How long are people going to keep insisting that the “dumbing down” of public discourse is all the corporations’ fault? And how long will others keep believing it?
If you’re not among the small number of subscribers to Omaha’s Midlands Business Journal, you probably missed the latest column by publisher Bob Hoig. And boy, it’s a doozy.
Back when I was a reporter at MBJ, sources would occasionally make disparaging comments to me about the paper’s extreme-right politics.
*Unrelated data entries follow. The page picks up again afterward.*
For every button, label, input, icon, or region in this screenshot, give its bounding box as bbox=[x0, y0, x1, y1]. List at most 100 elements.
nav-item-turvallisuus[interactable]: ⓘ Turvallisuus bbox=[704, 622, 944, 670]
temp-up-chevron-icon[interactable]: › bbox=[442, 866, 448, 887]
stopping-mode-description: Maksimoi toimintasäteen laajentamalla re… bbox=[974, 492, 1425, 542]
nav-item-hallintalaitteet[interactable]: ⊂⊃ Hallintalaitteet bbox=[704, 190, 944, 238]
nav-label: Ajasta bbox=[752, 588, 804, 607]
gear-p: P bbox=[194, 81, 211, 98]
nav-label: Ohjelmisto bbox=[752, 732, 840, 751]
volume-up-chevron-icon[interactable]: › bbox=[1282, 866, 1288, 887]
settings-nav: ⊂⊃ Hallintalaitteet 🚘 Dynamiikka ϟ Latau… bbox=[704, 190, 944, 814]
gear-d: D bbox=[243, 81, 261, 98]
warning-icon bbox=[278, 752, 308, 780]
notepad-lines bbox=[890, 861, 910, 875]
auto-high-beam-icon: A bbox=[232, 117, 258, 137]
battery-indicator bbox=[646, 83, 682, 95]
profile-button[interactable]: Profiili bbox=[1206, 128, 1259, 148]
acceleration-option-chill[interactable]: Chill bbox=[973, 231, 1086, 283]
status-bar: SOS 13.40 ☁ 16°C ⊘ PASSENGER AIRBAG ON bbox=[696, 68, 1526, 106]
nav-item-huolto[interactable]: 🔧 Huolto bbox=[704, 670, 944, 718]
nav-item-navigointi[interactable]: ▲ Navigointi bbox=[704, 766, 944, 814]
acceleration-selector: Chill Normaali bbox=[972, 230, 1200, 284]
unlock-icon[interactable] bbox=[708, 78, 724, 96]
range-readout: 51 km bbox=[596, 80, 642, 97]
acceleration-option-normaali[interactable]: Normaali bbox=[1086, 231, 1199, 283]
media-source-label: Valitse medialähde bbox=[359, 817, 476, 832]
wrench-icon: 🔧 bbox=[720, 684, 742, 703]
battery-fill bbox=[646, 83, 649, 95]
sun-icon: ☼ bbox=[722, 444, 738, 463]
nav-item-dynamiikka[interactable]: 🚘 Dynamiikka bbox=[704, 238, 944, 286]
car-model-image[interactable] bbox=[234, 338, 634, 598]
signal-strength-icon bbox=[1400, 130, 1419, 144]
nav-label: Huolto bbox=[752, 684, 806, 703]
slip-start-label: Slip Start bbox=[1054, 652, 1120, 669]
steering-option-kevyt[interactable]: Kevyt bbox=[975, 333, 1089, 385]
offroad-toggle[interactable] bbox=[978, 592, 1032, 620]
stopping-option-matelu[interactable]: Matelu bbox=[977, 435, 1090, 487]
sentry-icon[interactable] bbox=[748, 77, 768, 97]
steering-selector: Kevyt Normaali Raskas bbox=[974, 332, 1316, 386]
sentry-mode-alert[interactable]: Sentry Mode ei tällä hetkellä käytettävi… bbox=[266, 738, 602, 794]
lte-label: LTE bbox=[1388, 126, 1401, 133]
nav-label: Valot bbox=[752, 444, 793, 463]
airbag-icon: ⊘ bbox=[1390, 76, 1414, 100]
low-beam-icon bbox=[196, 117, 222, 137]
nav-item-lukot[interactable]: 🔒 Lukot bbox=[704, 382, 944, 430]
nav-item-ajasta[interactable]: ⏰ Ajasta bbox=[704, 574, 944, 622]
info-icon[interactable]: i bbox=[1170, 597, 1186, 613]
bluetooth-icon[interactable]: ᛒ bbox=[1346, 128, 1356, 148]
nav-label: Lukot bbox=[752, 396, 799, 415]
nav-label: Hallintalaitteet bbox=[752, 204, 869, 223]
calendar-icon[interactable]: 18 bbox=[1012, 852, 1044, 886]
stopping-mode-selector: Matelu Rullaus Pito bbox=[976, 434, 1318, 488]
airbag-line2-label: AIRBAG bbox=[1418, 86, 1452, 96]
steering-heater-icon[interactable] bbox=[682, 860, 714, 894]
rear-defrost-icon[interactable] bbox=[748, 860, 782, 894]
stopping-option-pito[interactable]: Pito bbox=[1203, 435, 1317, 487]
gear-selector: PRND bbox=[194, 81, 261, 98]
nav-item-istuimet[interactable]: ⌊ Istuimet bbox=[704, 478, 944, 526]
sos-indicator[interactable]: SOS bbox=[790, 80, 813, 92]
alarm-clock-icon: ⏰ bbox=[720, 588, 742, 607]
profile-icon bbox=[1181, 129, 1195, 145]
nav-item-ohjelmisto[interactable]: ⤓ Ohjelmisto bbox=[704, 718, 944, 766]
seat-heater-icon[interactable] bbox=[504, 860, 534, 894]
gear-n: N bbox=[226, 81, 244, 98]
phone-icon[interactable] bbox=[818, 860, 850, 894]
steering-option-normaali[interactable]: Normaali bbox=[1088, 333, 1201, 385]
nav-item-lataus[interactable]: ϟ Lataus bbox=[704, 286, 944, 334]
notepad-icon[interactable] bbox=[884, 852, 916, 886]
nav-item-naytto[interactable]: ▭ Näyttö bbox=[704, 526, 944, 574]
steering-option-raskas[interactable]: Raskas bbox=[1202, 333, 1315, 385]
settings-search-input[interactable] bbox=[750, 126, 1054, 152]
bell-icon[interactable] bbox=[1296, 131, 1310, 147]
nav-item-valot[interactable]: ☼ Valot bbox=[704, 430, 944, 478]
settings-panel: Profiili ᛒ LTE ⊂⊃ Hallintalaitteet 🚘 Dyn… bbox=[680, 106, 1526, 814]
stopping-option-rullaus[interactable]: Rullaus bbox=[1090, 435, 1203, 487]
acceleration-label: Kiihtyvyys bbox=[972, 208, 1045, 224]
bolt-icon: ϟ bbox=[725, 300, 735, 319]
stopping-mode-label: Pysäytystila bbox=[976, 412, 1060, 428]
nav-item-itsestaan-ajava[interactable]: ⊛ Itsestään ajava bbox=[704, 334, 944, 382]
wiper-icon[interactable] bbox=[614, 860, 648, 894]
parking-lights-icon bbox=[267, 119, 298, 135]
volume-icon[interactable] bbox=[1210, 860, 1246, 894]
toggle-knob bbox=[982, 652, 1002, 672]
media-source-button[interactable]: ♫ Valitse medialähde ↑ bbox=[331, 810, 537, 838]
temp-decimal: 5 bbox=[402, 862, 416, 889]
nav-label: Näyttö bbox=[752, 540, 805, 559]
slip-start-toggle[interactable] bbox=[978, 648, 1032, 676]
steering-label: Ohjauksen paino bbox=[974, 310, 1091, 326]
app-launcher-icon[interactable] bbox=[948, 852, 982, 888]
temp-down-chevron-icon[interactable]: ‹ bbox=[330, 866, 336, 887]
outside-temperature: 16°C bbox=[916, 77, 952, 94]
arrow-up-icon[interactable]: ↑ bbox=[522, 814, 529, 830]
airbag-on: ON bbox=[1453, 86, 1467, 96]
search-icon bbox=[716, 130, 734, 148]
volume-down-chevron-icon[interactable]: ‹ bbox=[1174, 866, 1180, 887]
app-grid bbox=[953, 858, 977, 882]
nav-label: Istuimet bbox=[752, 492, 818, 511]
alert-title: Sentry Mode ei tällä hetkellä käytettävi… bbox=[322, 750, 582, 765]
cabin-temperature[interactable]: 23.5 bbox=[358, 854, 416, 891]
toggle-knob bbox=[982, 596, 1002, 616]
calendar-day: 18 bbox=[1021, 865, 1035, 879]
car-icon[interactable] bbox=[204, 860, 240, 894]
One business owner joked about how he needed to start subscribing to the paper to get his weekly dose of conservative fanaticism; another business owner flat-out refused the free publicity of having a story done because of the politics of the paper.
Hoig’s latest column probably won’t change any minds; or if it does, it probably won’t be in the way he expects, for he has gone and woken Leo Strauss, making his case for how Obama resembles — you guessed it — Adolph Hitler.
Hoig explains how he came upon this theory when re-reading Paul Johnson’s “Intellectuals,” saying the Obama campaign is using “Nazi techniques.”
The message I took away was that Republicans, Independents and Democrats need to think hard about this intellectually impressive man, Barack Obama, and not vote for him simply because he is charismatic, a spellbinding orator, a messiah figure inveighing against the past while ill-defining the future, black, or a messenger of hope and vague ideas about change.
Any of the above can be charming individually or, at worst, harmless.
Taken, however, as “all of the above,” similar traits unleashed the most magnetic, flawed and dangerous individuals upon the 20th Century that the world has ever known.
Apparently, people voted for Hitler because he was black. (??!?)